Ce sont les avantages et les inconvénients des blogs : une forme très libre d'expression, mais laissant une large place aux maladresses. En général, je fais confiance au lectorat pour savoir décrypter ce qui est sérieux et ce qui ne l'est pas.
 
- La presse béninoise  a été classée  au  premier rang en 2004 parmi tant d’autres rédactions à travers l’Afrique anglophone, francophone ou d’expression arabe par les Reporters Sans frontières, qui  avaient estimé qu’elle  avait  atteint un niveau élevé de traitement d’informations  et des images, voire le respect de la déontologie professionnelle? Sur quel critère vos prédécesseurs se sont basés pour rendre public leur décision ?  Et où en est-on aujourd’hui avec ce genre d’analyse ?

 
La presse béninoise est depuis des années une presse développée, exerçant dans un climat plutôt favorable. Le pays a cependant reculé dans notre classement depuis 2004 car certains journalistes sont parfois poursuivis ou agressés. Il arrive également que des médias soient fermés ou suspendus, sur ordre des autorités de régulation. La loi sur la presse pourrait également être améliorée. C'est pourquoi le Bénin, qui figure toujours très bien à l'échelle du continent africain, a un peu reculé.
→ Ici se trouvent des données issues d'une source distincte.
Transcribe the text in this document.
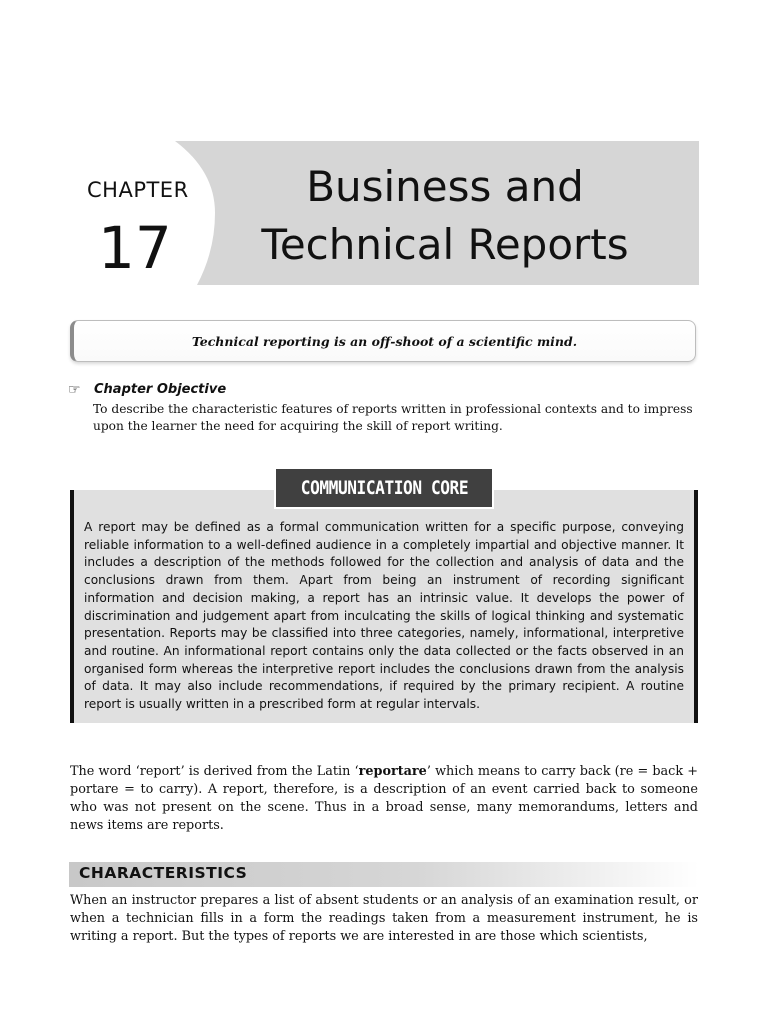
CHAPTER
17
Business and Technical Reports
Technical reporting is an off-shoot of a scientific mind.
☞ Chapter Objective
To describe the characteristic features of reports written in professional contexts and to impress upon the learner the need for acquiring the skill of report writing.
COMMUNICATION CORE
A report may be defined as a formal communication written for a specific purpose, conveying reliable information to a well-defined audience in a completely impartial and objective manner. It includes a description of the methods followed for the collection and analysis of data and the conclusions drawn from them. Apart from being an instrument of recording significant information and decision making, a report has an intrinsic value. It develops the power of discrimination and judgement apart from inculcating the skills of logical thinking and systematic presentation. Reports may be classified into three categories, namely, informational, interpretive and routine. An informational report contains only the data collected or the facts observed in an organised form whereas the interpretive report includes the conclusions drawn from the analysis of data. It may also include recommendations, if required by the primary recipient. A routine report is usually written in a prescribed form at regular intervals.
The word ‘report’ is derived from the Latin ‘reportare’ which means to carry back (re = back + portare = to carry). A report, therefore, is a description of an event carried back to someone who was not present on the scene. Thus in a broad sense, many memorandums, letters and news items are reports.
CHARACTERISTICS
When an instructor prepares a list of absent students or an analysis of an examination result, or when a technician fills in a form the readings taken from a measurement instrument, he is writing a report. But the types of reports we are interested in are those which scientists,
- Dans le même ordre d’idée, ce Bénin a été classé en 2004 par Reporters sans frontières, premier pays d’Afrique en matière de respect de la liberté de presse et de la liberté d’expression. Quel pays fait aujourd’hui  figure de meilleur élève ?
 
Ce sont aujourd'hui la Namibie, puis le Ghana et le Mali qui figurent aux meilleures places africaines.

- Lors des évènements dramatiques rwandais de 1994, la radio télévision libre des milles collines portait une responsabilité directe dans l’incitation à la violence.  Pour avancer dans le même ordre d’idée, certains journaux ivoiriens  ont tenu  des propos xénophobes et racistes à l’égard des étrangers  lors des malheureux événements

Tous ces cas sont des exemples, en négatif, c'est vrai, de l'influence que peuvent avoir les médias. Et nous ne pouvons que le déplorer. Reporters sans frontières est très attentive à cette question. Vous avez l'information d'un côté, et, de l'autre, la communication politique, partisane, la propagande. Il ne faut jamais les confondre. Nous faisons autant que possible de la sensibilisation au respect par les médias de l'éthique déontologique et professionnelle. Exemples : à Madagascar, au Burundi, en Côte d'Ivoire au cours de ces six derniers mois... Nous sommes très conscients de ce que notre rôle est de défendre les médias, mais pas à n'importe quel prix. Cette défense s'arrête là où commencent les appels aux meurtres et à la haine.
 

 - En guise de conclusion, qu’auriez-vous envie de dire aux journalistes, aux gouvernants et aux populations africaines ?


J'ai la conviction que la liberté d'expression et le progrès sont liés. Et je pense que ce droit fondamental d'informer et d'être informer doit être respecté pour la bonne marche des sociétés modernes.